They talked about him, though, till the train stopped at East Farleigh, which was their station.

There was a waggonette to meet them and a cart for their luggage, and the coachman said he would have known Caroline anywhere, because she was so like her mother, whom he remembered when he was only gardener’s boy; and this made every one feel pleasantly as though they were going home.

It was a jolly drive, across the beautiful bridge and up the hill and through the village and along a mile or more of road, where the green hedges were powdered with dust, and tufts of hay hung, caught by the brambles from the tops of passing waggons. These bits of hay made one feel that one really was in the country—not just the bare field-country of the suburb where Aunt Emmeline and Uncle Percival lived, where one could never get away from the sight of red and yellow brick villas.

And then the boy who was driving the luggage cart got down and opened a gate; and they drove through and along a woodland road where ferns and blossoming brambles grew under trees very green and not dusty at all.

From the wood they came to a smooth, green, grassy park dotted with trees, and in the middle of it, standing in a half-circle of chestnuts and sycamores, was the house.

It was a white, bow-windowed house, with a balcony at one end, and a porch, with white pillars and two broad steps; and the grass grew right up to the very doorsteps, which is unusual and very pretty.
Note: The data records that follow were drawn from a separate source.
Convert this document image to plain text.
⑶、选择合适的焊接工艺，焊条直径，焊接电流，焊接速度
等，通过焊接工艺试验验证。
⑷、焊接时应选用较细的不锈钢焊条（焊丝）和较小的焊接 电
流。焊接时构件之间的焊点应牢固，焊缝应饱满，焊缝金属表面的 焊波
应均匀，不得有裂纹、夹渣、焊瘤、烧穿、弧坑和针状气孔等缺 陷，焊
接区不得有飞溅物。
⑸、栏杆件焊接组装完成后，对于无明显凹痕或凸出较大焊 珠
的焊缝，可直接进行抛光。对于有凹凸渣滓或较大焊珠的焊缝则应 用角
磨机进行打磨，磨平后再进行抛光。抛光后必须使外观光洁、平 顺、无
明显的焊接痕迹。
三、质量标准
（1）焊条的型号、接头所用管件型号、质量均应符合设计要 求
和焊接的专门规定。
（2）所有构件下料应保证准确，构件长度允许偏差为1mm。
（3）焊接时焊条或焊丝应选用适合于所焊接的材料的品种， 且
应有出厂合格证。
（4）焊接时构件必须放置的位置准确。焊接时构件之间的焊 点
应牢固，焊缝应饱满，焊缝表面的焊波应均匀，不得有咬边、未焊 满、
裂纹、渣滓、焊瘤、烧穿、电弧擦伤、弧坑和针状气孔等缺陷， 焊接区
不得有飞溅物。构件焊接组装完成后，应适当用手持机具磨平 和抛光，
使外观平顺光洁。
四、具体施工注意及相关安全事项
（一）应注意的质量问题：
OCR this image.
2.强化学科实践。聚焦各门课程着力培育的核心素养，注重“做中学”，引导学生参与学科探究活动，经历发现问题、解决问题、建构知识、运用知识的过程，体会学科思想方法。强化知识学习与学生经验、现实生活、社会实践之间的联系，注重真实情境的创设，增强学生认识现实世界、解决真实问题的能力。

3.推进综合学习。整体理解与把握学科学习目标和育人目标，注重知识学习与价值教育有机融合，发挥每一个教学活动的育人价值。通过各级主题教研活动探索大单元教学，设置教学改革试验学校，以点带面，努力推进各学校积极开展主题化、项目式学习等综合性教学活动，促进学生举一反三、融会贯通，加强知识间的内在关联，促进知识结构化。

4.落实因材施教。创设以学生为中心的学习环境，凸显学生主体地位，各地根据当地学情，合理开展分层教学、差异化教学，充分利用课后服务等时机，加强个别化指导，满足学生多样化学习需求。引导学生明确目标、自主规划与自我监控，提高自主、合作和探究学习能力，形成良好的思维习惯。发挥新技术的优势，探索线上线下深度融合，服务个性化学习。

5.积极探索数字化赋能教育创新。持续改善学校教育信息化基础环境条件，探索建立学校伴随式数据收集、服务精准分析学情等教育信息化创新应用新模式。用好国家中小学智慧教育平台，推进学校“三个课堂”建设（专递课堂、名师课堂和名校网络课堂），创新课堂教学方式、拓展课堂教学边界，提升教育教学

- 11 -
There was not a flower to be seen—only grass. The waggonette, of course, kept to the drive, which ran round to a side door—half glass.

And here Mrs. Wilmington the housekeeper received them. She was a pale, thin person—quite kind, but not at all friendly.

‘I don’t think she has time to think of anything but being ladylike,’ said Charlotte. ‘She ought to wear mittens.’

This was while they were washing their hands for tea.

‘I suppose if you’re a housekeeper you have to be careful people don’t think you’re a servant,’ said Caroline. ‘What drivel it is! I say, isn’t this something like?’